# they sure grow fast



## harleydon5 (Mar 27, 2015)

Well I lost one of the four, not really sure why but here they are.


----------



## ParrotletsRock (Oct 8, 2013)

Very nice! You have some pretty chicks there and some whitefaces!


----------



## vampiric_conure (Jul 8, 2012)

**Envy** Stunning babies you have there  They are absolutely adorable


----------



## harleydon5 (Mar 27, 2015)

Thanks all, ya my only nonwhiteface up and died. Two were born on the same day,yellow and white then another every other day until there were four. About ten days in the yellow up and died not sure why. So now I have three distinct sizes, so much growth in two days. Mike and molly have been such good parents. Tomarrow the oldest will be three weeks, these pics were taken last weekend and I haven't seen them since. Was thinking it was time to take over the feeding and human socializing duties, this is my first clutch and would like them to be tamer than the other ten.
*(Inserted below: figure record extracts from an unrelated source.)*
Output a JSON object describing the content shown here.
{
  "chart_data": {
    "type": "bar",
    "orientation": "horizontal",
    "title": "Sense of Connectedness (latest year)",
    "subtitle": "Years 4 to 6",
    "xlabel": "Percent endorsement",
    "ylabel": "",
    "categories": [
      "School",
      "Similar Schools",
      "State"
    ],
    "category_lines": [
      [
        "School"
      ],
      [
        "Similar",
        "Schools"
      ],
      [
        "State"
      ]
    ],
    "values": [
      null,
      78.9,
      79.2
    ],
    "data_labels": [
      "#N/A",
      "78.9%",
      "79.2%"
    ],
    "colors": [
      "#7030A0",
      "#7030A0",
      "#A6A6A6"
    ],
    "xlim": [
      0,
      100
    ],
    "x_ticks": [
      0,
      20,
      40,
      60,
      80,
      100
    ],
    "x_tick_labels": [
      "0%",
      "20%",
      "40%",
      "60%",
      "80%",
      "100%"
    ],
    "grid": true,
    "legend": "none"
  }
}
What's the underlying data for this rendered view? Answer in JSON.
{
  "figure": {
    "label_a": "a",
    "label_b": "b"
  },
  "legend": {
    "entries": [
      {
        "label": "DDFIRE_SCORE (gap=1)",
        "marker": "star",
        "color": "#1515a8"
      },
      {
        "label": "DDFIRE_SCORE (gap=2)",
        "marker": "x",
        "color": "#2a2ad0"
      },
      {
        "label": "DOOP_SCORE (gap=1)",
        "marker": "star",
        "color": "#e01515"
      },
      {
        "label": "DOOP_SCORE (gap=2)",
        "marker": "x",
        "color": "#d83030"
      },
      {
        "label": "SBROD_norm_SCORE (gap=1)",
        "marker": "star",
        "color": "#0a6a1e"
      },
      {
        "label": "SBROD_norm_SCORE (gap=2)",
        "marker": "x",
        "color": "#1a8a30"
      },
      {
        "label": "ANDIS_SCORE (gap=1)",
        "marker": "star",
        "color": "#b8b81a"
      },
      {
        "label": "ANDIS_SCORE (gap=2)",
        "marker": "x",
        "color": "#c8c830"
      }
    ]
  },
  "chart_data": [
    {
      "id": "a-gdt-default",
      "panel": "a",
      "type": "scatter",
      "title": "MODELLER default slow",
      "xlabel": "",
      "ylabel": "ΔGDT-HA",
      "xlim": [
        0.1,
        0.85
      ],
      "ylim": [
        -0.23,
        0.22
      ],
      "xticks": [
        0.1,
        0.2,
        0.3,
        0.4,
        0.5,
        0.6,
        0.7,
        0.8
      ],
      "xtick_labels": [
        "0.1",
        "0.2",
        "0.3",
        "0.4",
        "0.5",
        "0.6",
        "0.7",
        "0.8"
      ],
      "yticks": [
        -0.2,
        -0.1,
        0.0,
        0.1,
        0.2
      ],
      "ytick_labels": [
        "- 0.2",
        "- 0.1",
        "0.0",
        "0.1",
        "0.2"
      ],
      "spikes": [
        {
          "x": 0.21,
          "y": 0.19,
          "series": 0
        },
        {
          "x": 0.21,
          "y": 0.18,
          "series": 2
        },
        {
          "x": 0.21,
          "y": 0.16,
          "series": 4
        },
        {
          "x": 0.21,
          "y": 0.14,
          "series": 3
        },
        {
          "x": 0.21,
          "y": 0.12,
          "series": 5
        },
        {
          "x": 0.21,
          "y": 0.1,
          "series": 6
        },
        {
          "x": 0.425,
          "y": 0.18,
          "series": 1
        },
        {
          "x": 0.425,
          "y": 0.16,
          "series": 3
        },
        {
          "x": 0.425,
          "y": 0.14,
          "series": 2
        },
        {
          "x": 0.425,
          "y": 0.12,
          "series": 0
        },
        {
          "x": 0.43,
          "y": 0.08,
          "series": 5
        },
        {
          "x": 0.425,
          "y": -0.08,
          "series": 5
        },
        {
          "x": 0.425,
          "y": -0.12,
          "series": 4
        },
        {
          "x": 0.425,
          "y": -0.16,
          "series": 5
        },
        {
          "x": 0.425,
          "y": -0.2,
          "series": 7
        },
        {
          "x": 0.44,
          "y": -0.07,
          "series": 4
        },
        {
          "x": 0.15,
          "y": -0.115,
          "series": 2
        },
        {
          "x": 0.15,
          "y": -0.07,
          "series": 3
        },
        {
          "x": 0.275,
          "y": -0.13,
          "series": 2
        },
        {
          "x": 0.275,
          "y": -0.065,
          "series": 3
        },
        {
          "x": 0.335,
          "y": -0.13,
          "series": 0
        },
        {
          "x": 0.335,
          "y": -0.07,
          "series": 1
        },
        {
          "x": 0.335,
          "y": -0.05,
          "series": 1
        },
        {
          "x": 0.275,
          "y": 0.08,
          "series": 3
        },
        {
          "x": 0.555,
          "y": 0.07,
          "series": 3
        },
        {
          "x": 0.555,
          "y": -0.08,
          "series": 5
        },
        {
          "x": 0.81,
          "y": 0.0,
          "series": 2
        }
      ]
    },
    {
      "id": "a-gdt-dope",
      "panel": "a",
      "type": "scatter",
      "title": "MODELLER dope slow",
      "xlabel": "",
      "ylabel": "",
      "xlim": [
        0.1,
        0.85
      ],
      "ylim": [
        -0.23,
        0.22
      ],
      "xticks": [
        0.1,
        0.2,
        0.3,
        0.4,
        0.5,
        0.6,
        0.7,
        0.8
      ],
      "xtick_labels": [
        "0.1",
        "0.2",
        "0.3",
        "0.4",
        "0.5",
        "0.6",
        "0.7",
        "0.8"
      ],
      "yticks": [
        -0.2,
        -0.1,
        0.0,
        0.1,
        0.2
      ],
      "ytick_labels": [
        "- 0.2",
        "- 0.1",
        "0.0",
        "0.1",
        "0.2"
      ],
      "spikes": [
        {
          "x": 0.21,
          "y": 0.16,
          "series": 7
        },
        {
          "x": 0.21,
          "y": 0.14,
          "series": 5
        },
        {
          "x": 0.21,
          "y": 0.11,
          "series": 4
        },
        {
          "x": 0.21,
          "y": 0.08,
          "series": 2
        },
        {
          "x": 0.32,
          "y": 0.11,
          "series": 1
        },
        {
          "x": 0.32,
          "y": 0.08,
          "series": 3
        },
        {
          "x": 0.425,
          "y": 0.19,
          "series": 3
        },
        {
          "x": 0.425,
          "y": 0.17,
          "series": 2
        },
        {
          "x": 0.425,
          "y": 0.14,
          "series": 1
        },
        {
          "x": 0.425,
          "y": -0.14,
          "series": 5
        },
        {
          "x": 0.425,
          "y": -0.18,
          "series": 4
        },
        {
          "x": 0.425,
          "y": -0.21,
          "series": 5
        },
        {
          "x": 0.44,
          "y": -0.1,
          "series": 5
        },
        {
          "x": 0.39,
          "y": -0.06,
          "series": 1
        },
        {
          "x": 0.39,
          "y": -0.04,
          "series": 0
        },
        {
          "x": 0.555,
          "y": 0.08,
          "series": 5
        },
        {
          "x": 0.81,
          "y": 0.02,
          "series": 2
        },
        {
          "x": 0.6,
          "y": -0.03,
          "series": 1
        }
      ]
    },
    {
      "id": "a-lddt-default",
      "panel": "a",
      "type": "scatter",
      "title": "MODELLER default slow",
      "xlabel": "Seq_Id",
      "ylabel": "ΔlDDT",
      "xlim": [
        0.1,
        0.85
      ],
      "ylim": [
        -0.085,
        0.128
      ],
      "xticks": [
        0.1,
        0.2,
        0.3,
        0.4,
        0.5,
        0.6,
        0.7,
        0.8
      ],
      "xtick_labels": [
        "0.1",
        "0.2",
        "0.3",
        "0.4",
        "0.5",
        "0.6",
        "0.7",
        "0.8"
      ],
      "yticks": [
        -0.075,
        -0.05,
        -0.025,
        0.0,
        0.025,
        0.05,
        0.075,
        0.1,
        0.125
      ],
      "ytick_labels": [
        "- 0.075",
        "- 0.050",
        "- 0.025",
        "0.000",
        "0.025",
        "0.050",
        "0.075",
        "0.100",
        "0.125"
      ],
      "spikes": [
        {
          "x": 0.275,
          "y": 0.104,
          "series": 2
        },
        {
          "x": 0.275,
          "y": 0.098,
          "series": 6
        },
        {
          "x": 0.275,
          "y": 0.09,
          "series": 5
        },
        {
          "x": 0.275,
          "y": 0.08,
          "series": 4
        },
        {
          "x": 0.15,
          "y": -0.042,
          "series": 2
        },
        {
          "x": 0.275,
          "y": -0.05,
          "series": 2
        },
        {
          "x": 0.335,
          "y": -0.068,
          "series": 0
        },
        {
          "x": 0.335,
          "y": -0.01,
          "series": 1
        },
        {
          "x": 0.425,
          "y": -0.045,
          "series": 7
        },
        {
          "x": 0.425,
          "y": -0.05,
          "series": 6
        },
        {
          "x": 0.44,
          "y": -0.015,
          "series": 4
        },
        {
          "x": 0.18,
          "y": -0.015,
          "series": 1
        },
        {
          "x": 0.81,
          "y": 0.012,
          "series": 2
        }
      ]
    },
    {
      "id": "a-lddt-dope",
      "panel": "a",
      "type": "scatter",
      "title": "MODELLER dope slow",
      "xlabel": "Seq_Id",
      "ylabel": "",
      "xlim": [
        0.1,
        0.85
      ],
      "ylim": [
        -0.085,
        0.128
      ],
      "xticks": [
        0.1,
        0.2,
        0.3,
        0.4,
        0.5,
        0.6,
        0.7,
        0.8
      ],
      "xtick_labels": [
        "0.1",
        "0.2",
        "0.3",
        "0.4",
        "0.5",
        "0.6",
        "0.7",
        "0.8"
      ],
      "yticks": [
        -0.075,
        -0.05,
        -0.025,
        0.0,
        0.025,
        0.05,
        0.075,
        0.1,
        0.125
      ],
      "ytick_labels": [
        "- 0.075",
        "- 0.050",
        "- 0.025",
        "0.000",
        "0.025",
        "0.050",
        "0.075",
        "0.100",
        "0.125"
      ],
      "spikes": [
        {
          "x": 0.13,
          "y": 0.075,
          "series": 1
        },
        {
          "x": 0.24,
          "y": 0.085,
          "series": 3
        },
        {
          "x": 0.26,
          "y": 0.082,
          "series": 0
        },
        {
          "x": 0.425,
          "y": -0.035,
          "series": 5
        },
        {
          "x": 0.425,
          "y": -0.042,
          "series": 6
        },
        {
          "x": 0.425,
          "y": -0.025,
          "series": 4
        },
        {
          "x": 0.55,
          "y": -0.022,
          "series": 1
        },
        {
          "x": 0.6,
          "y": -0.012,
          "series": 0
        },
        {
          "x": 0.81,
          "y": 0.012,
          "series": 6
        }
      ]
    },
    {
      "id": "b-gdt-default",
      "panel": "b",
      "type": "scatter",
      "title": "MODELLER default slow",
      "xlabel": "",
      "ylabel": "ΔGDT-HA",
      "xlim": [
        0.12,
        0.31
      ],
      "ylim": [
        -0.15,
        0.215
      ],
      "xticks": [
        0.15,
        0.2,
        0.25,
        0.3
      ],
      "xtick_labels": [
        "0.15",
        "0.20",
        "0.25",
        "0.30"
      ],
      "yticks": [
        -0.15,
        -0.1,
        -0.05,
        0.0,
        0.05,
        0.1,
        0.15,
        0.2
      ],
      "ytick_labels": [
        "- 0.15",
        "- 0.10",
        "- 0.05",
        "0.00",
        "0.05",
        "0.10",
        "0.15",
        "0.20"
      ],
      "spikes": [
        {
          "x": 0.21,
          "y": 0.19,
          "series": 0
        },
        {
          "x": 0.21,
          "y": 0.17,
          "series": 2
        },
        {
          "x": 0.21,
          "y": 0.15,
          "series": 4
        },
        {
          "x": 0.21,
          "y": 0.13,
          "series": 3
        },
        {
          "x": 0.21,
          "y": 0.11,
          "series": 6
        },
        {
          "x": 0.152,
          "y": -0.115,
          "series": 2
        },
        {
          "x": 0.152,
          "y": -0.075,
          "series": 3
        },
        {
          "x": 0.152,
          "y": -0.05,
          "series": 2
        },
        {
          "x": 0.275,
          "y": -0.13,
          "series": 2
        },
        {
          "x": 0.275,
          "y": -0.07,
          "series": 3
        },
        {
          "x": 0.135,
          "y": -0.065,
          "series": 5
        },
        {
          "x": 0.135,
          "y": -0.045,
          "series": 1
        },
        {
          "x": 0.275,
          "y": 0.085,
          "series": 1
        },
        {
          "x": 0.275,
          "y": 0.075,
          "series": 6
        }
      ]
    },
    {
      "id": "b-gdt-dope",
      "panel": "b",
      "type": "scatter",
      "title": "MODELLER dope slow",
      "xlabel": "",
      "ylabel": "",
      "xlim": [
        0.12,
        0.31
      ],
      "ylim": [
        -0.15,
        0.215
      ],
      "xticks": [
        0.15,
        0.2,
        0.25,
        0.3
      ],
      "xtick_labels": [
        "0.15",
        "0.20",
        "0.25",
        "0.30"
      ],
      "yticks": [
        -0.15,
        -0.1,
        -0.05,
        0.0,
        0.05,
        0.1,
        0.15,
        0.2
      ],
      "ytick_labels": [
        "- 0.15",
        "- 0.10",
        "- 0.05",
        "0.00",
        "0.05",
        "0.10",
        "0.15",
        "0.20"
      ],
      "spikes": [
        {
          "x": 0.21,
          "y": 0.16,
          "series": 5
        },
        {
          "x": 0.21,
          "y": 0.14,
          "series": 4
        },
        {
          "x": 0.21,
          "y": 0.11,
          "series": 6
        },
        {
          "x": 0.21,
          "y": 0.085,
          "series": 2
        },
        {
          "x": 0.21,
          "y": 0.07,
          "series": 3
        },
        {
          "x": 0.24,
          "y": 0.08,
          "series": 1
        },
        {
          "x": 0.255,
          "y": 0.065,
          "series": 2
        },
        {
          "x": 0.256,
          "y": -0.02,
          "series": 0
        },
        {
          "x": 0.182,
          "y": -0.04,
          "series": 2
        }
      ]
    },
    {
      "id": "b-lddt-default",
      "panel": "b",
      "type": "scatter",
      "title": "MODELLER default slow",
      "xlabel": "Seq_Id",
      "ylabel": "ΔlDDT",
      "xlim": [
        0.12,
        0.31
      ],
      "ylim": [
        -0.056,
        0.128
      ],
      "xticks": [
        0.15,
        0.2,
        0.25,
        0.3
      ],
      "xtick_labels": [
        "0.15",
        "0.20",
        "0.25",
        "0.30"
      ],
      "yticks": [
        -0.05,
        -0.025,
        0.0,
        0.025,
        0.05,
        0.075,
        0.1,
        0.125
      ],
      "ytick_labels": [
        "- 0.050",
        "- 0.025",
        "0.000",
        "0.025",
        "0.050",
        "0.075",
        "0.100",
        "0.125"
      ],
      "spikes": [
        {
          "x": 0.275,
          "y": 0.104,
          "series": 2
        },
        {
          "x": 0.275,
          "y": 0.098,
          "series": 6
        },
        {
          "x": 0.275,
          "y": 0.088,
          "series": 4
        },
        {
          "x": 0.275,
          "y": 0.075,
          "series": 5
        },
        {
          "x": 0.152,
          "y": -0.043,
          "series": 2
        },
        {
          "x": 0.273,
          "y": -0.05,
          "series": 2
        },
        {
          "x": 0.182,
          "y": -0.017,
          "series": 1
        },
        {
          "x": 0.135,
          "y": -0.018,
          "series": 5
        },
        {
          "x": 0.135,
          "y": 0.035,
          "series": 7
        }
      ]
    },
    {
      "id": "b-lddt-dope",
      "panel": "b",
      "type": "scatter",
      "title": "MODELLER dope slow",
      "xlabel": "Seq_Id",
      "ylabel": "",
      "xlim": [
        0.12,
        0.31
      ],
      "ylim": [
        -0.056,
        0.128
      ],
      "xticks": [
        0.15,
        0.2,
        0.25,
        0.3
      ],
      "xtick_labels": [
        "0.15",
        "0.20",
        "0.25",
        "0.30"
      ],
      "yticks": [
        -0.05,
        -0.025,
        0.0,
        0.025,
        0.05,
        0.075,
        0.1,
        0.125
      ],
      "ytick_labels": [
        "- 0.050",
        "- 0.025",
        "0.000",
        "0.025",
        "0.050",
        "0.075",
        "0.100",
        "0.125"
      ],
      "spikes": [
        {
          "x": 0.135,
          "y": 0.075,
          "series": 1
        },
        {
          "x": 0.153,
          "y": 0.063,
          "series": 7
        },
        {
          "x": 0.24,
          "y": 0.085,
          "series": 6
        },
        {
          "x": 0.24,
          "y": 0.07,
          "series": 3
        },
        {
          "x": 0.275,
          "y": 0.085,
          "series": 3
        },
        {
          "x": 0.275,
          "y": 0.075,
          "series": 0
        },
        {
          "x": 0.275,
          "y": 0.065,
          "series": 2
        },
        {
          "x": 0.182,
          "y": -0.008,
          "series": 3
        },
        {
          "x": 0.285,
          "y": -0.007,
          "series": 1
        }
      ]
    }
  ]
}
I just recently acquired four more all untame normal grays. There like little feathered magnets.


----------



## nassrah (Feb 27, 2012)

Your babies are lovely ! X x


----------



## han93 (Aug 1, 2014)

They're gorgeous, I'm sorry that you lost one of them


----------



## Vickitiel (Oct 10, 2012)

They're sooo cute!! :excited: I'm sorry that one of them passed


----------



## shaenne (Apr 19, 2014)

Omg aren't they precious!


----------



## Brandon2k14 (Nov 26, 2014)

Their lovely sorry one passed.


----------



## harleydon5 (Mar 27, 2015)

Just a quick update 4 weeks old.


----------



## shaenne (Apr 19, 2014)

They are such pretty little things! Aww <3


----------



## JoJo's Mom (Oct 20, 2012)

They are all stunning! Sorry to hear you lost one, its always very sad


----------